ISLAMORADA -- A unanimous Village Council last week approved an operating agreement for Upper Matecumbe Key's Southwinds Park property and passed a resolution expressing opposition to a property tax amendment on the Nov. 6 ballot.
"The overwhelming support we have received thus far without even having a project has been very humbling, and after we get started we think it's going to snowball," J.C. Mikula, chairman of The Islamorada Foundation, said moments before the council finalized the Southwinds operating agreement on Sept. 27.
Under the five-year deal, the foundation assumes management responsibilities of the 1.1-acre property, located at mile marker 82.1, between the Overseas Highway and the Old Highway.
Notably, the foundation will be tasked with maintaining and developing the site, which the village acquired in a grant from the state in 2005. The agreement also includes options for up to five extensions of five years each.
Turning over the maintenance responsibilities will save the village approximately $10,000 per year in cost and staff time, Parks Director John Sutter said at the Sept. 27 meeting.
The operating agreement still needs official approval from the state. But assuming it goes through, The Islamorada Foundation plans to get to work quickly, Mikula said. First up will be landscaping work and a drinking fountain, with visible improvements expected before Thanksgiving.
Priorities for 2013 include slides and a swing set, as well as park signs, including interpretative markers with information on local flora.
A walking path, benches, parking and a pavilion are also planned for the site.
So far, the park centerpiece has not been decided upon. But Mikula said it will pay homage to local fishermen.
Work on the entire park will be undertaken as funding becomes available, he added.
Also last week, council members took a united stand against Amendment 4 on the Nov. 6 election ballot.
The amendment to the Florida Constitution would make three major changes to state property tax law.
First, it would reduce the maximum allowable increase on the taxable valuable of a non-homesteaded property from 10 percent in a given year to 5 percent.
Second, it would prevent appraiser's offices from increasing the taxable value of a property during a year when market prices decline, unless the property had been improved over the course of that year. The move would halt what is called "recapture," the process in which a homesteaded property that has enjoyed a 3 percent annual cap on the increase in its taxable value during a boom catches up to the market during a bust cycle.
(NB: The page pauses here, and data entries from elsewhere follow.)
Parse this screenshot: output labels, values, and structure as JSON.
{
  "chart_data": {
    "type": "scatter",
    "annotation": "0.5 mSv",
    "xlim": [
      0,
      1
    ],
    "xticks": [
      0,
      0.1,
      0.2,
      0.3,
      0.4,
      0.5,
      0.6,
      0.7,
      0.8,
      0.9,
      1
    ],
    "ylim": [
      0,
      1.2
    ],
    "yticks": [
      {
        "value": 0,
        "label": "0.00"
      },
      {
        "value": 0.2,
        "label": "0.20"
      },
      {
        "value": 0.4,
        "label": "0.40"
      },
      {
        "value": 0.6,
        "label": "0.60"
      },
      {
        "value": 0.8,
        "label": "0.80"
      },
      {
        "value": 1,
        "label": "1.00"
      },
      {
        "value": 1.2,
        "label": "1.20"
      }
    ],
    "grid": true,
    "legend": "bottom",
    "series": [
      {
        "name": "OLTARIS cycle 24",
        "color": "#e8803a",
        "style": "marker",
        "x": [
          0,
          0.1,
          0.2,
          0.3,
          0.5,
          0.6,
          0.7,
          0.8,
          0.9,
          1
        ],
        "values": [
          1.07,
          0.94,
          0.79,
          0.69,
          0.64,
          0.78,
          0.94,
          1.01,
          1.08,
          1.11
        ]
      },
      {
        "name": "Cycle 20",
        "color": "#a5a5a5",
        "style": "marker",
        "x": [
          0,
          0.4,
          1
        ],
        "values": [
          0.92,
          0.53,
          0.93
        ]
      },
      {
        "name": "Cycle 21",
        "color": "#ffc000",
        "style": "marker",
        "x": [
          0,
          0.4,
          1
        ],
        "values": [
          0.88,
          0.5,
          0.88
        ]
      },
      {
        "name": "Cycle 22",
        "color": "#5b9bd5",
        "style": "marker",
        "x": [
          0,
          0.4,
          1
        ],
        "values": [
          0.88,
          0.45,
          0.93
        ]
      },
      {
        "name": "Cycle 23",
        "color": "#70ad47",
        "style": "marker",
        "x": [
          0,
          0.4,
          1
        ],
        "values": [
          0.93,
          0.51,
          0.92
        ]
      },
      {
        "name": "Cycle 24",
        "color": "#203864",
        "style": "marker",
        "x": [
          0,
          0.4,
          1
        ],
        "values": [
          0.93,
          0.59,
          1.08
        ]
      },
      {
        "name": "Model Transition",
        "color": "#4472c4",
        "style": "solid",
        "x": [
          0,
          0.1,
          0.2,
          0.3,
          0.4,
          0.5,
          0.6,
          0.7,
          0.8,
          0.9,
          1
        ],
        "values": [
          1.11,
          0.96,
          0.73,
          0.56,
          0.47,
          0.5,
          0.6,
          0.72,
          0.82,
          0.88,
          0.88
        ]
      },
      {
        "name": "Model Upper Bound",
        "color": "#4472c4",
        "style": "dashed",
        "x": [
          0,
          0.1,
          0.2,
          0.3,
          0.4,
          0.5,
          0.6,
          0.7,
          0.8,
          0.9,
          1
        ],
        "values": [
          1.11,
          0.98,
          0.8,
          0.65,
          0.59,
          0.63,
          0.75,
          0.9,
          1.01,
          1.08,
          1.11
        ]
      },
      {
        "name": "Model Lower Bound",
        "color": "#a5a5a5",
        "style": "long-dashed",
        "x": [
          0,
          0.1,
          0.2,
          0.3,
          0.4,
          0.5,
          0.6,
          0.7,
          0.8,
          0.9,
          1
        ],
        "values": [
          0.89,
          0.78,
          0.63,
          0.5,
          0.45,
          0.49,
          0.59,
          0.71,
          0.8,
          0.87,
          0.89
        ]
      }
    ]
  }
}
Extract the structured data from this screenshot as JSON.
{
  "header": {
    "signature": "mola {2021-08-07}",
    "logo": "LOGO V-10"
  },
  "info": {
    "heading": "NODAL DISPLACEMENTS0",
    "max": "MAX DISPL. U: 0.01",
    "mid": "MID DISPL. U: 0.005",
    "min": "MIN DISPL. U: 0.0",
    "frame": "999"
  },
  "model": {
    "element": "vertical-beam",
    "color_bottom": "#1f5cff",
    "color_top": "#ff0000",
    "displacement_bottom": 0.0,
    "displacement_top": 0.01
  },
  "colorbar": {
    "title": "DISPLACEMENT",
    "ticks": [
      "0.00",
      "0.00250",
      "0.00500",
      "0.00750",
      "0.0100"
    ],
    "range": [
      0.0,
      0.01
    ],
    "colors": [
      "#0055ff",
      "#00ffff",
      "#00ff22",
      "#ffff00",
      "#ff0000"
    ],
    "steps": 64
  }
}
And third, for those who haven't owned a home in at least three years, it would provide a homestead exemption on 50 percent of the new home's value, up to the median home price in the property's county. Currently, new homebuyers get the same $50,000 homestead exemption for which other primary homebuyers are eligible. The additional exemption would gradually phase out beginning the sixth year after the property is purchased.
Supporters of Amendment 4 say it will grow Florida's economy. A study conducted by the conservative think tank Florida TaxWatch, for example, found that the amendment would lead to approximately 350,000 more home sales over 10 years, create 19,500 jobs over the same timeframe and increase personal wealth by $5.3 billion.
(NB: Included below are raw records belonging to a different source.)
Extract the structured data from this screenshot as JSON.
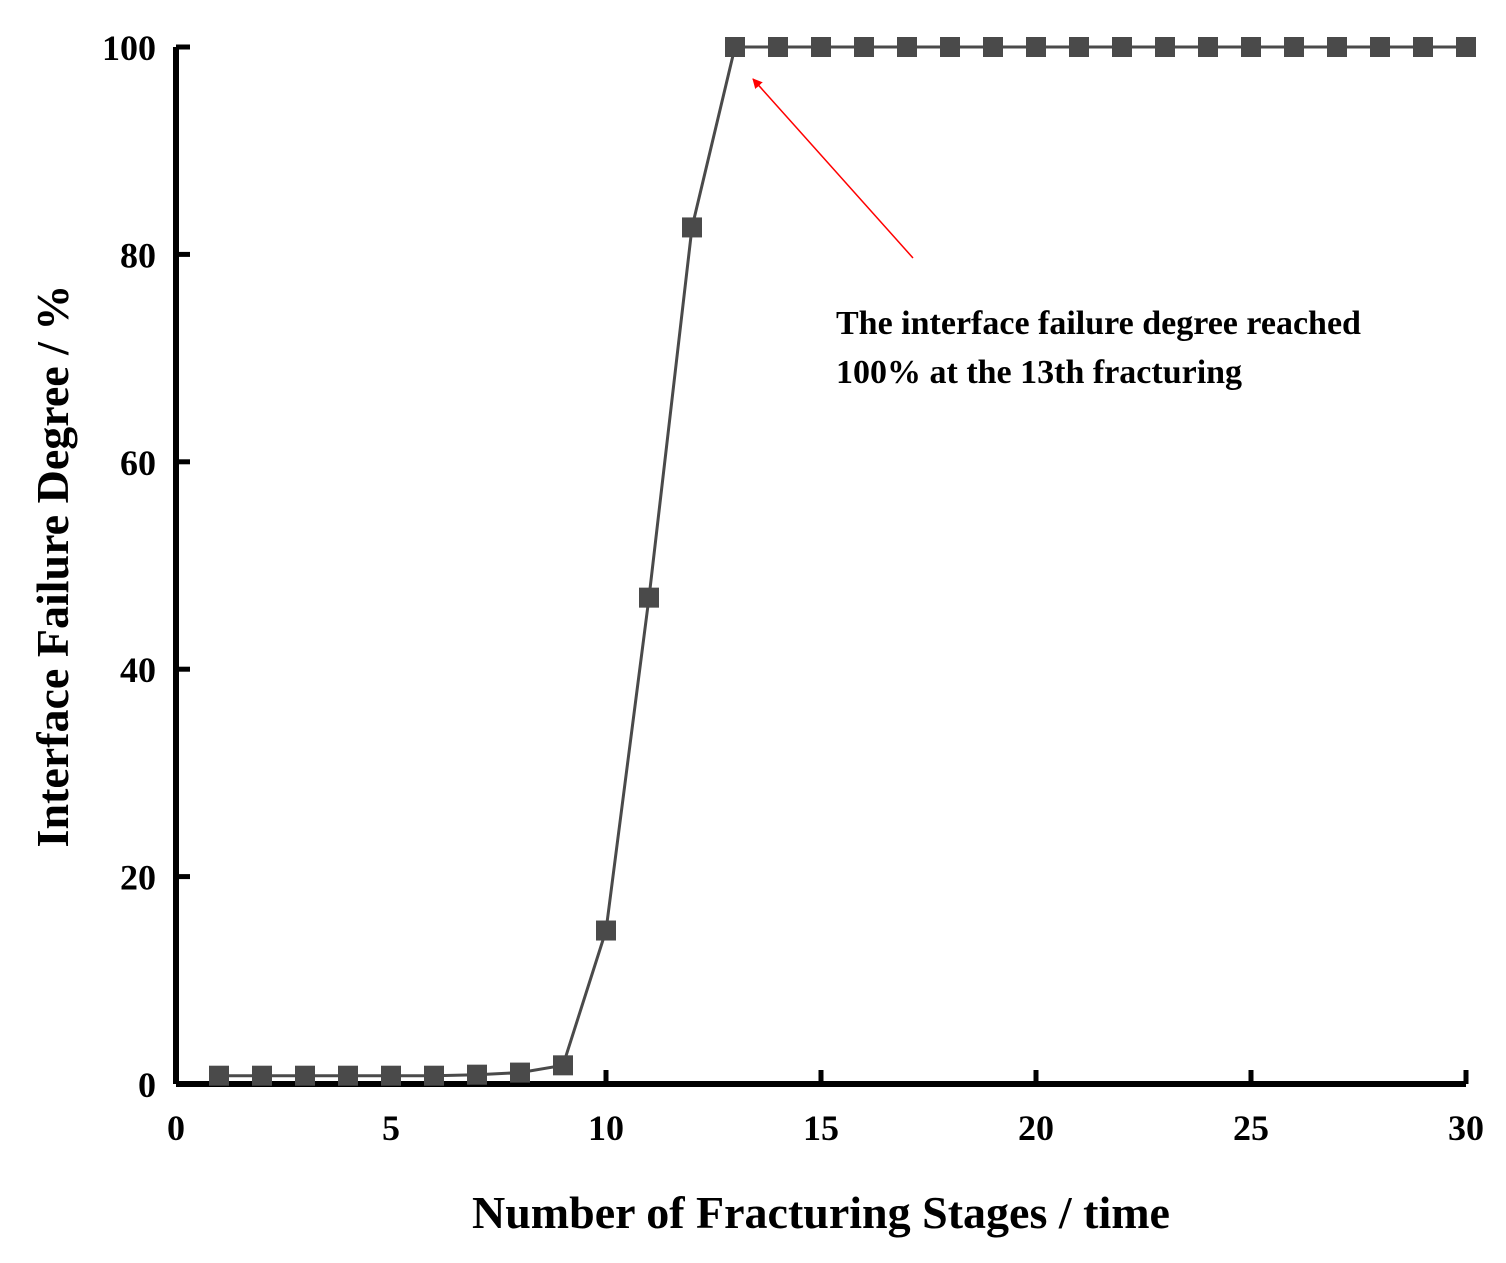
{
  "chart_data": {
    "type": "line",
    "title": "",
    "xlabel": "Number of Fracturing Stages / time",
    "ylabel": "Interface Failure Degree / %",
    "xlim": [
      0,
      30
    ],
    "ylim": [
      0,
      100
    ],
    "xticks": [
      0,
      5,
      10,
      15,
      20,
      25,
      30
    ],
    "yticks": [
      0,
      20,
      40,
      60,
      80,
      100
    ],
    "xtick_labels": [
      "0",
      "5",
      "10",
      "15",
      "20",
      "25",
      "30"
    ],
    "ytick_labels": [
      "0",
      "20",
      "40",
      "60",
      "80",
      "100"
    ],
    "grid": false,
    "legend": "none",
    "series": [
      {
        "marker": "square",
        "color": "#4a4a4a",
        "x": [
          1,
          2,
          3,
          4,
          5,
          6,
          7,
          8,
          9,
          10,
          11,
          12,
          13,
          14,
          15,
          16,
          17,
          18,
          19,
          20,
          21,
          22,
          23,
          24,
          25,
          26,
          27,
          28,
          29,
          30
        ],
        "y": [
          0.8,
          0.8,
          0.8,
          0.8,
          0.8,
          0.8,
          0.9,
          1.1,
          1.8,
          14.8,
          46.9,
          82.6,
          100,
          100,
          100,
          100,
          100,
          100,
          100,
          100,
          100,
          100,
          100,
          100,
          100,
          100,
          100,
          100,
          100,
          100
        ]
      }
    ],
    "annotations": [
      {
        "lines": [
          "The interface failure degree reached",
          "100% at the 13th fracturing"
        ],
        "arrow_target": {
          "x": 13,
          "y": 100
        },
        "arrow_color": "#ff0000"
      }
    ]
  }
}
But opponents, including municipalities, say it will gut budgets, leading either to a reduction in government services or a higher tax burden on full-time residents.
An analysis by the liberal Center on Budget and Policy Priorities concluded that at present tax rates, Amendment 4 would cost local governments $1 billion over three years, with much of that money being saved by out-of-state second homeowners.
Council members sounded off on the amendment before passing the resolution in opposition to it last week.
"This is more than dangerous," Councilman Dave Purdo said. "This thing's really explosive and it can hurt everyone from the wealthy to the poor."